In his classic Adventures of Ideas (140-59), A. N. Whitehead describes two contrasting views of nature's laws as they obtained in much of the seventeenth and eighteen centuries:  
(1) Theological voluntarism is the metaphysical idea that an omnipotent God endowed matter and nature with principles of motion that are passive and therefore completely dependent on God's volition; that since the properties of matter (atoms) are extension, impenetrability, and inertia, the motion of matter originates in God, the prime mover; that an active principle sustains motion and activity in nature by counteracting resistance; that this active principle is the source of gravity; finally, that the causes or laws of nature are therefore superimposed from the outside and are completely dependent on an omnipotent deity, who can abrogate or suspend these natural laws at will (miracles) to modify their course. 

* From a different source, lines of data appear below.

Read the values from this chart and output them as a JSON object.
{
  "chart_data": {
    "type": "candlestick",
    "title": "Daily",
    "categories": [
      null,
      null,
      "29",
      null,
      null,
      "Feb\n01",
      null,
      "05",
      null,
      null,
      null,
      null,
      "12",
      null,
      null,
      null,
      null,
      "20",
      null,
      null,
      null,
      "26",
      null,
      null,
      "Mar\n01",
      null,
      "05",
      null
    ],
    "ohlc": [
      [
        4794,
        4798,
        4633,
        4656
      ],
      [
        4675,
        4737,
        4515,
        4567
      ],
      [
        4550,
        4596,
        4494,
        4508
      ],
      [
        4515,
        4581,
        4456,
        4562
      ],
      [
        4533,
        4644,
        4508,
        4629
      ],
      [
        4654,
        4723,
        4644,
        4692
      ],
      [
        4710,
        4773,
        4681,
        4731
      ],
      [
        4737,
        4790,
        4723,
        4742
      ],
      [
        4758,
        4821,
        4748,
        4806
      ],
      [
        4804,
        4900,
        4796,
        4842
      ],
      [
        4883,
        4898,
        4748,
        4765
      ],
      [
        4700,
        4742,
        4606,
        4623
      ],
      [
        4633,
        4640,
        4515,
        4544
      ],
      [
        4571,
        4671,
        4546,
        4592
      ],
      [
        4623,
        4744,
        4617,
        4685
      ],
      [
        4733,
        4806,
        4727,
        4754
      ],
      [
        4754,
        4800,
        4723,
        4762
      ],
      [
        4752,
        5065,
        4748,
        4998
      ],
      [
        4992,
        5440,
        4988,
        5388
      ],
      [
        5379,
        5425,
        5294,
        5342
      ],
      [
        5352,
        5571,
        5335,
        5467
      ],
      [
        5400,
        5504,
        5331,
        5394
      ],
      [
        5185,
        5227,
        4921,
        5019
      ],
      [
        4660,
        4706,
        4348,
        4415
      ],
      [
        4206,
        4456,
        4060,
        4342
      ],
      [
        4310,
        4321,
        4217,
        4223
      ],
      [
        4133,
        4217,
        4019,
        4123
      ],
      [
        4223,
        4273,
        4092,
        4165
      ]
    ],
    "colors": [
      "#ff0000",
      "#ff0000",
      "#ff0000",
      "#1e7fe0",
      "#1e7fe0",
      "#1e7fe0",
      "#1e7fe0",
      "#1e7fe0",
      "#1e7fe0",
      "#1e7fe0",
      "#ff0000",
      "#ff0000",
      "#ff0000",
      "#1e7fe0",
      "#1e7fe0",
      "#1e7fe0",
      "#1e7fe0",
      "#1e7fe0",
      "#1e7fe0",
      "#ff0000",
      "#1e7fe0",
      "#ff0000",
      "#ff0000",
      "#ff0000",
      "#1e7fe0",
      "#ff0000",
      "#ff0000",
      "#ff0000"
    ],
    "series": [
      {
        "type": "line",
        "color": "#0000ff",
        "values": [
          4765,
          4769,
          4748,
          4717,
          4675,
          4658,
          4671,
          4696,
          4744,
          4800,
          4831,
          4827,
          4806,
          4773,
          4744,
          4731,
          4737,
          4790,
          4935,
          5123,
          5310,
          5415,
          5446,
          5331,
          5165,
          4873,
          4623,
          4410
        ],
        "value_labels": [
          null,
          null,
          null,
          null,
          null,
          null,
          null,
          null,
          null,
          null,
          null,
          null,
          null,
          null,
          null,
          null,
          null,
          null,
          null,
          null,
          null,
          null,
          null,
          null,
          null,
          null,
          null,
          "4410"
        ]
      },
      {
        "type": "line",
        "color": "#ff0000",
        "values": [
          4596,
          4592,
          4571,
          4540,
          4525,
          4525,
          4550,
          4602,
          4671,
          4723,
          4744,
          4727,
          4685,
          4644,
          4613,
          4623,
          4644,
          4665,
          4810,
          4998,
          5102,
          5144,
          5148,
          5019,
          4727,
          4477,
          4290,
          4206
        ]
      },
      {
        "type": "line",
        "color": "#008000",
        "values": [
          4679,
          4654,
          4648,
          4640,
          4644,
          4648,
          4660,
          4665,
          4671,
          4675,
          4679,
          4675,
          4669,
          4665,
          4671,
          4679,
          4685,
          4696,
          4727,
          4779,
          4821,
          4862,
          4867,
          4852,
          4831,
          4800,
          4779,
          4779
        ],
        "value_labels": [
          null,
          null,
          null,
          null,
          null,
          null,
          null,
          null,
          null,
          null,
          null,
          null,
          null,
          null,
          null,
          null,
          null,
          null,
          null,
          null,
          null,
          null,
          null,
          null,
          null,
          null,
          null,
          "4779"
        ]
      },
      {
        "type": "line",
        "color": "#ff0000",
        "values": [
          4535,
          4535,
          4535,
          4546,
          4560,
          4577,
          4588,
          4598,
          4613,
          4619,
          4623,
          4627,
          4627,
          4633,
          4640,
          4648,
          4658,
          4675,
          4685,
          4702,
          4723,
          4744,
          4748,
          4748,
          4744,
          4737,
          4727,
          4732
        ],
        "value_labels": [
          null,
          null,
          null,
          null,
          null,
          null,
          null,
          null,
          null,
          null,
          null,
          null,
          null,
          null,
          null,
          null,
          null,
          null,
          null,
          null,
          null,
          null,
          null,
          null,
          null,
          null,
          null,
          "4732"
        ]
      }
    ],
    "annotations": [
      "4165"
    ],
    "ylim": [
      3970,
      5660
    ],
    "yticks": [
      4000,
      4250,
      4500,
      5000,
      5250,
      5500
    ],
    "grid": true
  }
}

(2) Immanence is the view that activity and motion are inherent principles in matter and nature, that all movement in nature is governed by autonomous laws that constitute the interdependence of all activity in nature; that these immanent laws are so embedded in the structure of nature that they cannot be disrupted, that any disruption of the laws of nature (miracles) is impossible because it contradicts the principles of reason, order, and perfection–the attributes of God. Essentially voluntaristic, Newtonianism gave way in the eighteeth century to the view of immanent activity in nature that was essentially mechanistic, which is to say Cartesian. For according to Rene Decartes, the laws of nature were decreed by God and are–like his volition–immutable and universally efficient. That is why miracles contradicted God's immutable will–unless (perhaps) they were embedded in God's grand scheme from the beginning. 
Cotton Mather's Biblia Americana: America’s First Bible Commentary, A Synoptic Commentary on the Old and New Testaments. Vol. 1: Genesis. Edited with an Introduction and Annotations by Reiner Smolinski (Mohr Siebeck and Baker Academic, 2010), 85-86n22.